Provable Interactive Learning with Hindsight Instruction Feedback
Dipendra Misra, Aldo Pacchiano, Robert E. Schapire
TL;DR
This work formalizes interactive learning from hindsight instruction (LHI), where a teacher labels an agent's response with a suitable instruction instead of providing explicit expert actions or rewards. The authors prove a general lower bound showing regret can scale with the size of the response space, motivating structural assumptions. They then introduce LORIL, a low-rank aware algorithm that achieves a sublinear regret of order $\\tilde{O}(\\sqrt{T})$ with dependence on the intrinsic rank $d$ rather than the size of the action space, and provide finite-sample regret guarantees under realizability and bounded-feature assumptions.
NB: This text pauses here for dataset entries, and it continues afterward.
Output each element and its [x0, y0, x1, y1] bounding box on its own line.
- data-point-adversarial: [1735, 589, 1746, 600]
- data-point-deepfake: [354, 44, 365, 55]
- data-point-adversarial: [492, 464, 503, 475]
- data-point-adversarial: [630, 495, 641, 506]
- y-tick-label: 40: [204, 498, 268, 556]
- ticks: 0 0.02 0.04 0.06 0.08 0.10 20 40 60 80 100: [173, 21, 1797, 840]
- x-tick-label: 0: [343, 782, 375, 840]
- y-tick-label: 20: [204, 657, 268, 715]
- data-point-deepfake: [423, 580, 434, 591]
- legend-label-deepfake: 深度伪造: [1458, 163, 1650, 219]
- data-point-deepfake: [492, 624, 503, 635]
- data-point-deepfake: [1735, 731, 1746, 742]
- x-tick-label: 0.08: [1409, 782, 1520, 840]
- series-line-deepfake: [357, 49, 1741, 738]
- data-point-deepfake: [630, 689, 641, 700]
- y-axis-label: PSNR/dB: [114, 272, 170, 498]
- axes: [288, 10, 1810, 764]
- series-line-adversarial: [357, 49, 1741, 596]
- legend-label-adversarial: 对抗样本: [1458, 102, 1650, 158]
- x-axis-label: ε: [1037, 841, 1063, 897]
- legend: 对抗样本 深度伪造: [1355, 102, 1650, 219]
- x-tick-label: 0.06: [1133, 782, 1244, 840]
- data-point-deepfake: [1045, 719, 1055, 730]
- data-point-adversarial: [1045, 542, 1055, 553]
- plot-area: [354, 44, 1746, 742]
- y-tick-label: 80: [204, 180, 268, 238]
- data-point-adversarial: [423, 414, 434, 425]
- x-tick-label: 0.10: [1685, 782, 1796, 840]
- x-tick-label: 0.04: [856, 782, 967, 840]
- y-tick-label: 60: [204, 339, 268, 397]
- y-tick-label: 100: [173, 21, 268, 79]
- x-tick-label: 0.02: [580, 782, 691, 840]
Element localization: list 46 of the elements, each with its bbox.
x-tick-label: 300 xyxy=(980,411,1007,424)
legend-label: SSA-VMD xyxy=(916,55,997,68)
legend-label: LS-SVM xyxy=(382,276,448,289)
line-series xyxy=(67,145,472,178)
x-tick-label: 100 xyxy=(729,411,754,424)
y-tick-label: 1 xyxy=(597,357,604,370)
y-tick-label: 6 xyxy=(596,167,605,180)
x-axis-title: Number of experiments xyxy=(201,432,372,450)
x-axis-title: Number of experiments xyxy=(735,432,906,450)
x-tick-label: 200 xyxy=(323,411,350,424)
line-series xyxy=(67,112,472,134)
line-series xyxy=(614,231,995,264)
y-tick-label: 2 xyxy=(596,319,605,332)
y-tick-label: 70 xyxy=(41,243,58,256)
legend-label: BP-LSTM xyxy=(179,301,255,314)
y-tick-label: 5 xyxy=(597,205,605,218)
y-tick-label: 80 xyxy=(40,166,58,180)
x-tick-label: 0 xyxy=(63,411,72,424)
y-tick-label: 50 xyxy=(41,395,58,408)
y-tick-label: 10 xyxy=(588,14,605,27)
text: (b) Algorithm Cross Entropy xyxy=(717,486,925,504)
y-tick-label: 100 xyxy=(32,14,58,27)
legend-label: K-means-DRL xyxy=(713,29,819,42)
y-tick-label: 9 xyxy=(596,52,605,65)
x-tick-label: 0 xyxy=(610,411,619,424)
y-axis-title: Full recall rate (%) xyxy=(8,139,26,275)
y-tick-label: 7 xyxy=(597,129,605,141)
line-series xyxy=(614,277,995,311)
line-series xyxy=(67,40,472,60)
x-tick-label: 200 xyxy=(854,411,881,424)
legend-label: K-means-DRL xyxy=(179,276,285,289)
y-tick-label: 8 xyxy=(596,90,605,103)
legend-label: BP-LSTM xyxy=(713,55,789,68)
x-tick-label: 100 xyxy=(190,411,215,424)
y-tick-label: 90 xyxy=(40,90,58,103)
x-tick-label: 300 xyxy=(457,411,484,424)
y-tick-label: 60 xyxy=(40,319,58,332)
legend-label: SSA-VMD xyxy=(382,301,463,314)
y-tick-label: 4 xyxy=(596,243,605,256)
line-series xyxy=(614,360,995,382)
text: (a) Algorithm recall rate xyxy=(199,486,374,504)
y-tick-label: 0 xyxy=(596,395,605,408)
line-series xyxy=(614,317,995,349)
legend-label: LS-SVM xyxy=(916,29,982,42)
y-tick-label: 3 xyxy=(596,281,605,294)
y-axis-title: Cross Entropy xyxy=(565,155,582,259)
Empirical results on synthetic and image-instruction tasks show LORIL outperforms baselines and remains effective even when the low-rank condition is violated, highlighting the potential of hindsight-label feedback for efficient instruction following. The work lays a foundation for further algorithmic development in hindsight-based supervision with practical implications for robotics and language-grounded systems.
Abstract
We study interactive learning in a setting where the agent has to generate a response (e.g., an action or trajectory) given a context and an instruction. In contrast, to typical approaches that train the system using reward or expert supervision on response, we study learning with hindsight instruction where a teacher provides an instruction that is most suitable for the agent's generated response. This hindsight labeling of instruction is often easier to provide than providing expert supervision of the optimal response which may require expert knowledge or can be impractical to elicit. We initiate the theoretical analysis of interactive learning with hindsight labeling. We first provide a lower bound showing that in general, the regret of any algorithm must scale with the size of the agent's response space. We then study a specialized setting where the underlying instruction-response distribution can be decomposed as a low-rank matrix. We introduce an algorithm called LORIL for this setting and show that its regret scales as $\sqrt{T}$ where $T$ is the number of rounds and depends on the intrinsic rank but does not depend on the size of the agent's response space. We provide experiments in two domains showing that LORIL outperforms baselines even when the low-rank assumption is violated.